REP. HULSHOF: Would you yield, Mr. Chairman -- (cross talk.)

REP. STARK: Yes, I'd be glad to yield.

REP. HULSHOF: Just very briefly, and -- apologize to witnesses for hearing this sort of out-loud discussion. But I think it's useful. And I would only say that you're exactly right Mr. Chairman that DRG rates or a host of reimbursements are set. And -- so if you see a Medicare patient, you know, for instance, what you're going to be reimbursed for a particular procedure.

Rate setting and market baskets, and quite frankly as a real aside, tangential aside, I think, unfortunately, our health care decisions are often driven by the reimbursement rates. But that's -- you know, I have said that on other occasions.

But when you talk about profit margin and what is too much or too little and the citation of 13 percent or 15 percent for nursing homes. a couple of weeks ago when sitting in those chairs we had some representatives of some big insurance companies providing Medicare advantage, and I seem to recall during that testimony one company in particular said they weren't making even a 3 percent profit margin.

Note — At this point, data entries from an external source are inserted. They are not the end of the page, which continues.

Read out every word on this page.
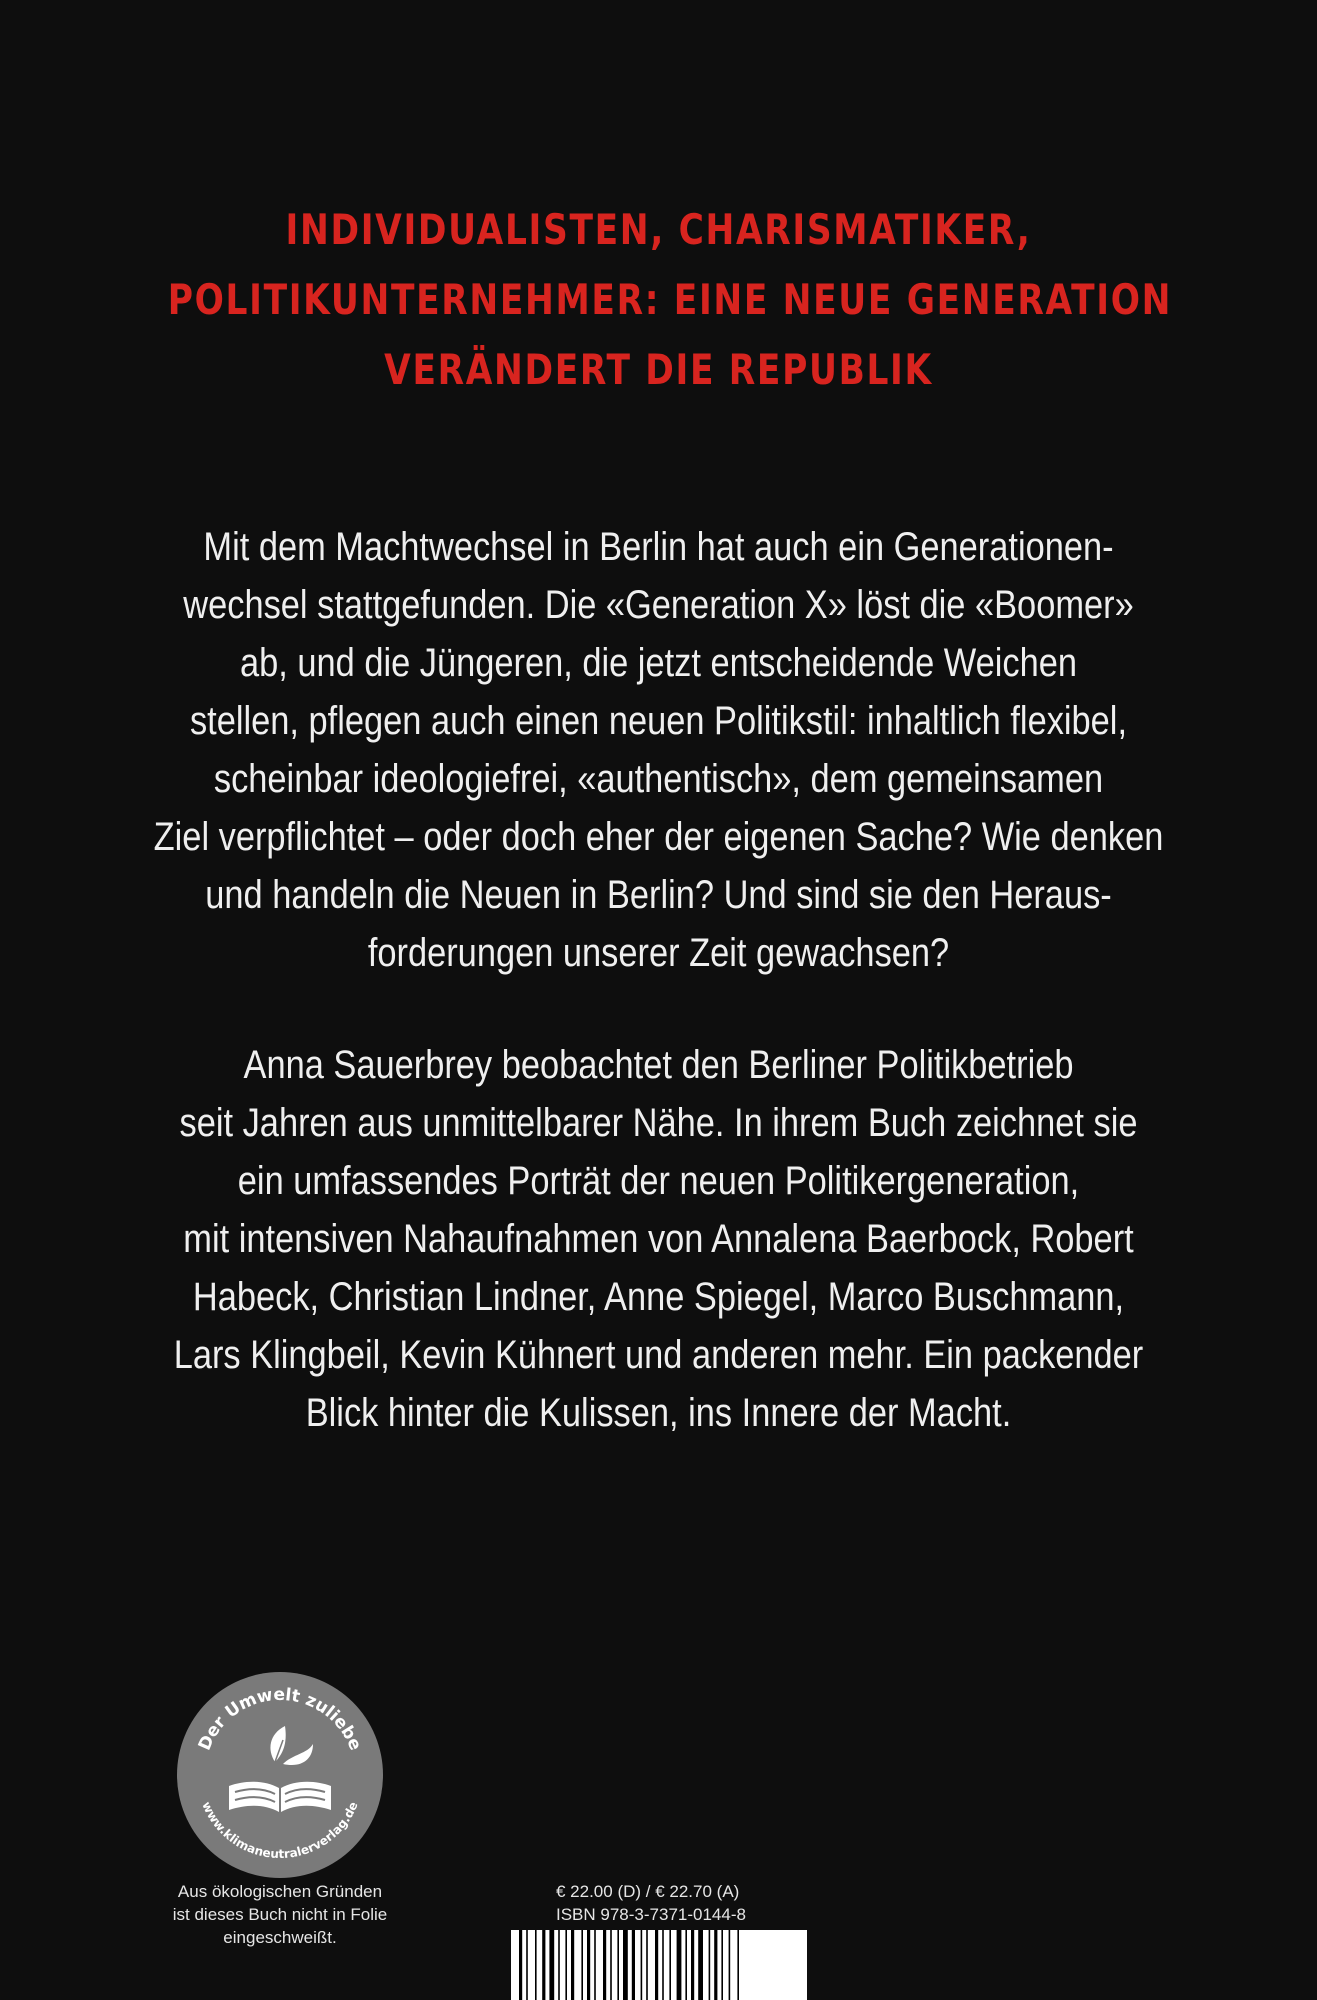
INDIVIDUALISTEN, CHARISMATIKER,
POLITIKUNTERNEHMER: EINE NEUE GENERATION
VERÄNDERT DIE REPUBLIK
Mit dem Machtwechsel in Berlin hat auch ein Generationen-
wechsel stattgefunden. Die «Generation X» löst die «Boomer»
ab, und die Jüngeren, die jetzt entscheidende Weichen
stellen, pflegen auch einen neuen Politikstil: inhaltlich flexibel,
scheinbar ideologiefrei, «authentisch», dem gemeinsamen
Ziel verpflichtet – oder doch eher der eigenen Sache? Wie denken
und handeln die Neuen in Berlin? Und sind sie den Heraus-
forderungen unserer Zeit gewachsen?
Anna Sauerbrey beobachtet den Berliner Politikbetrieb
seit Jahren aus unmittelbarer Nähe. In ihrem Buch zeichnet sie
ein umfassendes Porträt der neuen Politikergeneration,
mit intensiven Nahaufnahmen von Annalena Baerbock, Robert
Habeck, Christian Lindner, Anne Spiegel, Marco Buschmann,
Lars Klingbeil, Kevin Kühnert und anderen mehr. Ein packender
Blick hinter die Kulissen, ins Innere der Macht.
Der Umwelt zuliebe
www.klimaneutralerverlag.de
Aus ökologischen Gründen
ist dieses Buch nicht in Folie
eingeschweißt.
€ 22.00 (D) / € 22.70 (A)
ISBN 978-3-7371-0144-8
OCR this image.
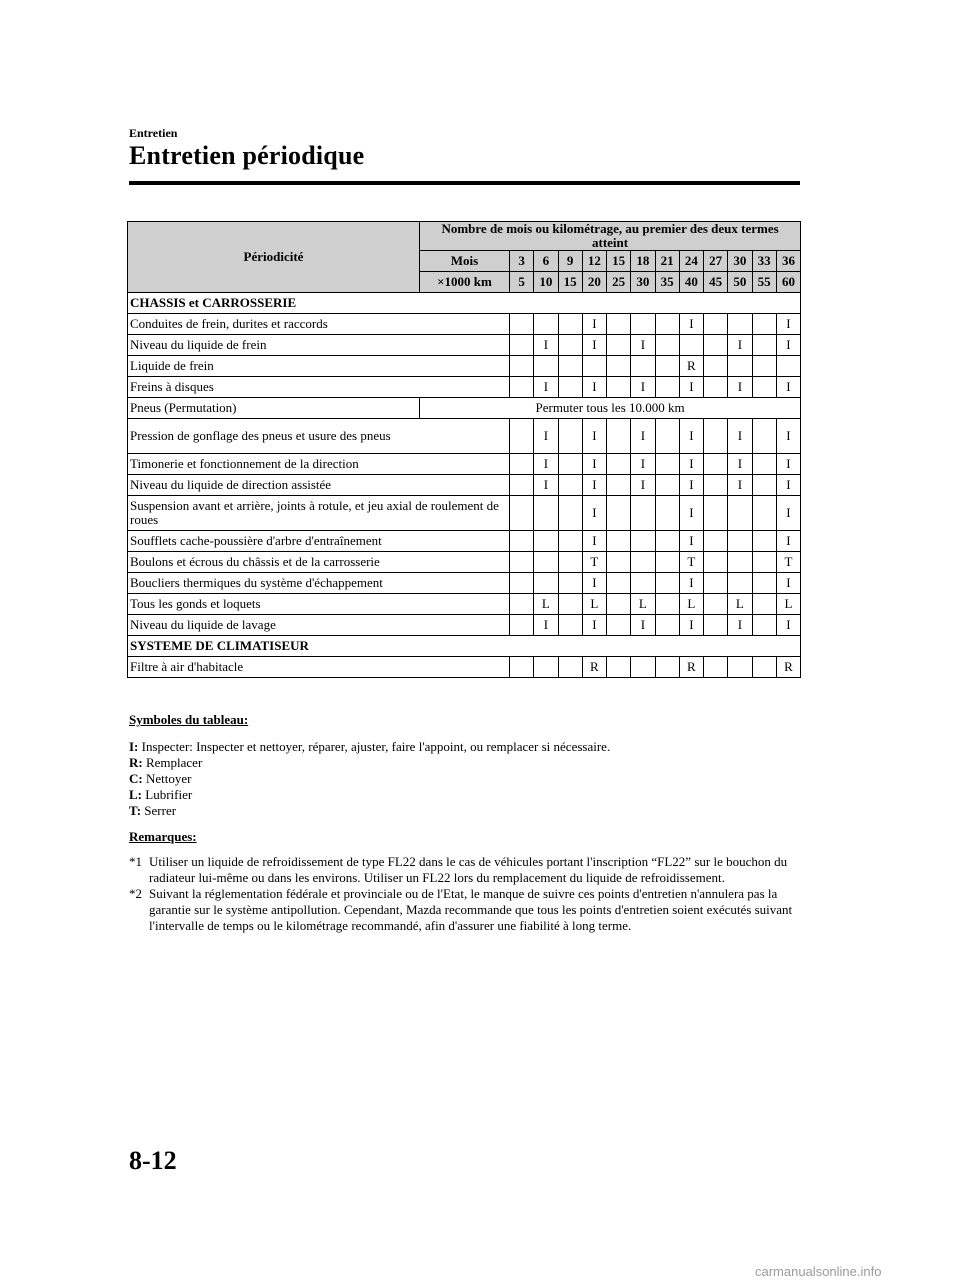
Entretien
Entretien périodique
Périodicité	Nombre de mois ou kilométrage, au premier des deux termes atteint												
	Mois	3	6	9	12	15	18	21	24	27	30	33	36
	×1000 km	5	10	15	20	25	30	35	40	45	50	55	60
CHASSIS et CARROSSERIE													
Conduites de frein, durites et raccords					I				I				I
Niveau du liquide de frein			I		I		I				I		I
Liquide de frein									R				
Freins à disques			I		I		I		I		I		I
Pneus (Permutation)	Permuter tous les 10.000 km												
Pression de gonflage des pneus et usure des pneus			I		I		I		I		I		I
Timonerie et fonctionnement de la direction			I		I		I		I		I		I
Niveau du liquide de direction assistée			I		I		I		I		I		I
Suspension avant et arrière, joints à rotule, et jeu axial de roulement de roues					I				I				I
Soufflets cache-poussière d'arbre d'entraînement					I				I				I
Boulons et écrous du châssis et de la carrosserie					T				T				T
Boucliers thermiques du système d'échappement					I				I				I
Tous les gonds et loquets			L		L		L		L		L		L
Niveau du liquide de lavage			I		I		I		I		I		I
SYSTEME DE CLIMATISEUR													
Filtre à air d'habitacle					R				R				R
Symboles du tableau:
I: Inspecter: Inspecter et nettoyer, réparer, ajuster, faire l'appoint, ou remplacer si nécessaire.
R: Remplacer
C: Nettoyer
L: Lubrifier
T: Serrer
Remarques:
*1 Utiliser un liquide de refroidissement de type FL22 dans le cas de véhicules portant l'inscription “FL22” sur le bouchon du radiateur lui-même ou dans les environs. Utiliser un FL22 lors du remplacement du liquide de refroidissement.
*2 Suivant la réglementation fédérale et provinciale ou de l'Etat, le manque de suivre ces points d'entretien n'annulera pas la garantie sur le système antipollution. Cependant, Mazda recommande que tous les points d'entretien soient exécutés suivant l'intervalle de temps ou le kilométrage recommandé, afin d'assurer une fiabilité à long terme.
8-12
carmanualsonline.info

So I bristle a bit. I'm reluctant to embrace the idea of determining the profit margin, yes, on rates and reimbursements. And as even Dr. Harrington pointed out, often a provider will see a Medicaid patient knowing that Medicare is going to help kind of pay for the bills and to keep the doors open.

And so I think this has been a very useful hearing. But I hope we're not going to get too far a field by Congress, in its wisdom, deciding what the private sector -- the profit margins or percentages should be.

And I appreciate the chairman yielding.